Jetzt ist bereits der zweite Teil abgedreht und kommt nächstes Jahr ins Kino. Ich glaube jetzt schon sagen zu können, dass der zweite Teil noch spannender wird als der erste. Denn Solomon ist gewachsen – und mit ihm Jim. In der Geschichte ist es ebenso, denn die Piraten sind als Bedrohung und Herausforderung ein echter Prüfstein für die Tapferkeit von Jim und Lukas. Ich muss gestehen, dass es mir sehr gefallen hat, dass wir dieses Mal fast alles in Südafrika gedreht haben, denn das Land hat selbst schon etwas Abenteuerliches.

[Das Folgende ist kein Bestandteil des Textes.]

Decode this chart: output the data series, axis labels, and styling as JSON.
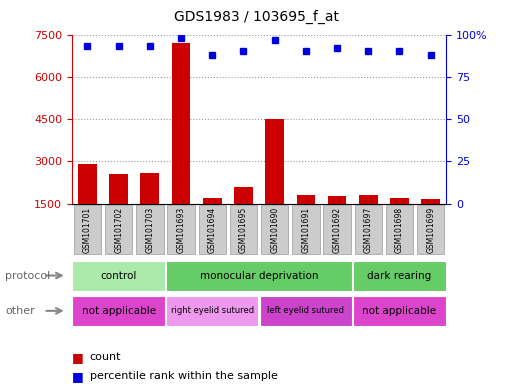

Die freie Zeit habe ich genutzt, um zu wandern oder zu surfen. Dass dort im Meer der Weiße Hai herumschwimmt, ist ja allgemein bekannt. So habe ich dann auch jedes mal etwas demütig am Strand gestanden und die Wellen um so mehr genossen, wenn ich wieder heile herauskam.
Die Arbeit mit Solomon und den anderen Schauspielern hat mir wieder großen Spaß gemacht. Auch das Team, mit dem wir in Südafrika gearbeitet haben, ist mir in den Wochen dort unten ans Herz gewachsen. Dennis hat, wie schon beim ersten Mal, die Fäden zusammengehalten und mit unermüdlicher Energie den Film Stück für Stück inszeniert. Stück für Stück ist der richtige Ausdruck, denn ein Film mit so vielen Actionszenen wie dieser ist ungeheuer mühsam zu drehen. Dass es dann nach einem weiteren Jahr in der Postproduktion ein fertiger Film wird, der uns im Kino berührt, ist eines dieser „kleinen Wunderlichkeiten“, die Film für mich so interessant machen.
Ich bin sehr sehr gespannt auf diesen zweiten Teil von JIM KNOPF & LUKAS der LOKOMOTIVFÜHRER.